On the pavilions of the Biennale: USA, Korea, Saudi Arabia and Malta
From me to the big snakes, to the rain of fire
VENICE, May 2 (askanews) – Simone Lee won the Golden Lion for the international exhibition, but the African-American artist is also in attendance at the Arte Biennale at the United States National Pavilion. For all its power and perhaps more than the massive interference in Arsenal, the pavilion immediately presents itself as a large statue inspired by the aesthetics of colonialism or, better, by representing other cultures that were presented in the West. The breaking of the historical mental form is immediately evident, amplified within the rooms, where Lee’s sculptures, made of bronze and ceramic, decompose the construction of black female subjectivity. The forms are grounded in non-Western traditions, but are also strongly contemporary and have first-class political and sexual power. A discourse that fits perfectly in the spirit of the Cecilia Alemani Biennale and also in redefining the roots of our present, but an art that transcends the simple dimension of political correctness.

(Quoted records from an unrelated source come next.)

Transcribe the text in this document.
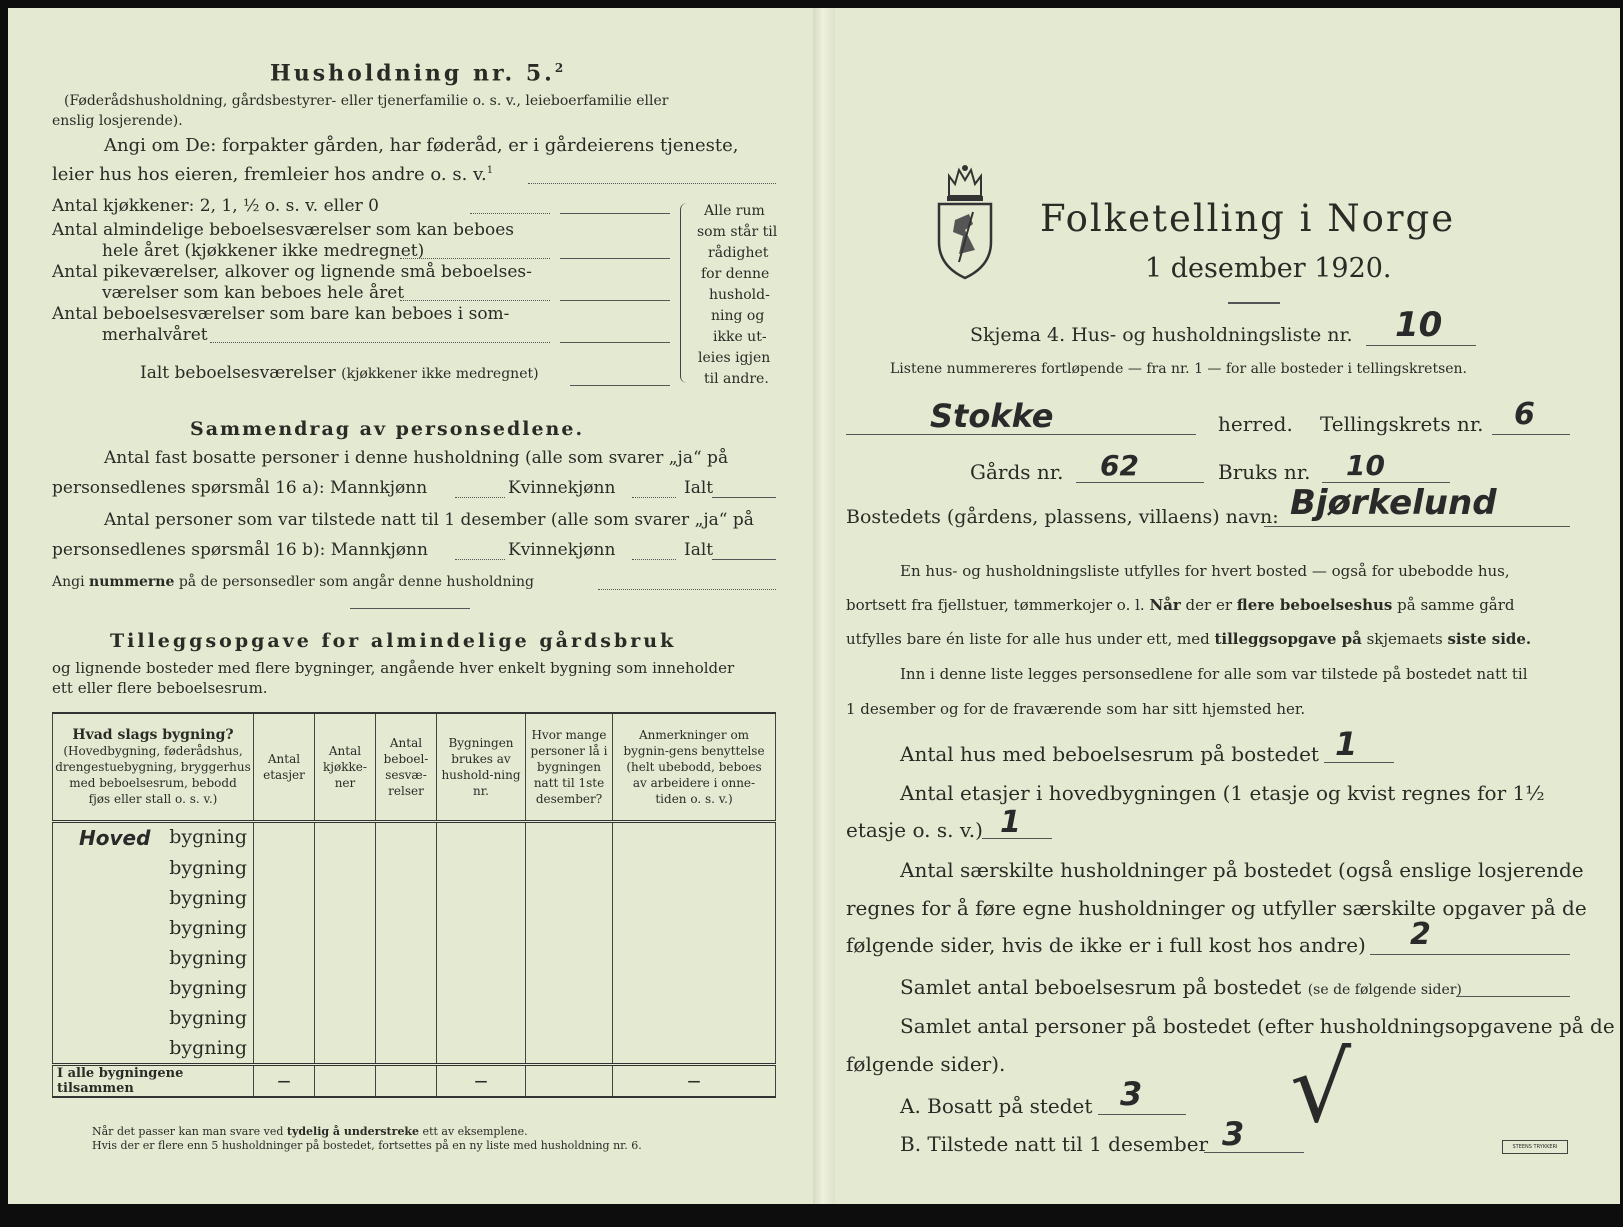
Husholdning nr. 5.$^2$
(Føderådshusholdning, gårdsbestyrer- eller tjenerfamilie o. s. v., leieboerfamilie eller
enslig losjerende).
Angi om De: forpakter gården, har føderåd, er i gårdeierens tjeneste,
leier hus hos eieren, fremleier hos andre o. s. v.$^1$
Antal kjøkkener: 2, 1, ½ o. s. v. eller 0
Antal almindelige beboelsesværelser som kan beboes
hele året (kjøkkener ikke medregnet)
Antal pikeværelser, alkover og lignende små beboelses-
værelser som kan beboes hele året
Antal beboelsesværelser som bare kan beboes i som-
merhalvåret
Ialt beboelsesværelser (kjøkkener ikke medregnet)
Alle rum
som står til
rådighet
for denne
hushold-
ning og
ikke ut-
leies igjen
til andre.
Sammendrag av personsedlene.
Antal fast bosatte personer i denne husholdning (alle som svarer „ja“ på
personsedlenes spørsmål 16 a): Mannkjønn	Kvinnekjønn	Ialt
Antal personer som var tilstede natt til 1 desember (alle som svarer „ja“ på
personsedlenes spørsmål 16 b): Mannkjønn	Kvinnekjønn	Ialt
Angi nummerne på de personsedler som angår denne husholdning
Tilleggsopgave for almindelige gårdsbruk
og lignende bosteder med flere bygninger, angående hver enkelt bygning som inneholder
ett eller flere beboelsesrum.
Hvad slags bygning?
(Hovedbygning, føderådshus,
drengestuebygning, bryggerhus
med beboelsesrum, bebodd
fjøs eller stall o. s. v.)	Antal etasjer	Antal kjøkke-ner	Antal beboel-sesvæ-relser	Bygningen brukes av hushold-ning nr.	Hvor mange personer lå i bygningen natt til 1ste desember?	Anmerkninger om bygnin-gens benyttelse (helt ubebodd, beboes av arbeidere i onne-tiden o. s. v.)

Hoved bygning						
bygning						
bygning						
bygning						
bygning						
bygning						
bygning						
bygning						
I alle bygningene tilsammen	—			—		—
Når det passer kan man svare ved tydelig å understreke ett av eksemplene.
Hvis der er flere enn 5 husholdninger på bostedet, fortsettes på en ny liste med husholdning nr. 6.
Folketelling i Norge
1 desember 1920.
Skjema 4. Hus- og husholdningsliste nr. 10
Listene nummereres fortløpende — fra nr. 1 — for alle bosteder i tellingskretsen.
Stokke	herred. Tellingskrets nr. 6
Gårds nr. 62	Bruks nr. 10
Bostedets (gårdens, plassens, villaens) navn: Bjørkelund
En hus- og husholdningsliste utfylles for hvert bosted — også for ubebodde hus,
bortsett fra fjellstuer, tømmerkojer o. l. Når der er flere beboelseshus på samme gård
utfylles bare én liste for alle hus under ett, med tilleggsopgave på skjemaets siste side.
Inn i denne liste legges personsedlene for alle som var tilstede på bostedet natt til
1 desember og for de fraværende som har sitt hjemsted her.
Antal hus med beboelsesrum på bostedet 1
Antal etasjer i hovedbygningen (1 etasje og kvist regnes for 1½
etasje o. s. v.) 1
Antal særskilte husholdninger på bostedet (også enslige losjerende
regnes for å føre egne husholdninger og utfyller særskilte opgaver på de
følgende sider, hvis de ikke er i full kost hos andre) 2
Samlet antal beboelsesrum på bostedet (se de følgende sider)
Samlet antal personer på bostedet (efter husholdningsopgavene på de
følgende sider).
A. Bosatt på stedet 3
B. Tilstede natt til 1 desember 3 √
STEENS TRYKKERI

To transcend a certain idea of art is also the pavilion of Korea, which represents a kind of journey in the relationships between the visible and the invisible, between the universe and us, between the human and the inhuman. Yunchul Kim’s “Gyre” project puts all five works in the pavilion into resonance and builds mazes within its many labyrinths. But it’s all about the mighty hull of “Chroma V,” a 50-meter-long, kind of robotic snake coiled around itself, its coils covered in LED screens moving and, quite literally, living in relation to impulses that emanate from another on-screen machine, a cosmic particle detector , the muons, which, acting on the frequencies of the invisible interactions between us and the universe, create visible motions, create art that appears, at the same time, pure, so distant and inevitable. Art seems independent of humanity and our destiny as a race.
Another type of huge snake dominates the wing of Saudi Arabia in Arsenal. Artist Muhannad Shono created an aerial installation covered with dried palm fronds. A bio-aromatic structure reflects on the idea of calligraphy and questions its monistic interpretation and the power structures derived from it.
Work is a “learning tree,” but like a living and mysterious body, it feeds on its own obscurity and, again, grows and changes regardless of us.
There is a sense of transformation also in the Malta Pavilion, where Italian Arcangelo Sassolino and Maltese Giuseppe Schembri Bonaci, along with composer Brian Schembri, reinterpreted the beheading of the Baptist by Caravaggio preserved in Valletta Cathedral. A high-impact project, with a real glowing steel shower falling into the water tanks, extinguishing itself, then starting over. In the darkened rooms one perceives the weight of history, its infinite cyclical presence, and in the eyes of the curators, the transformation of the rain of metal, the change of its condition, also represents an act of reconciliation, which spiritually opens up space for progress.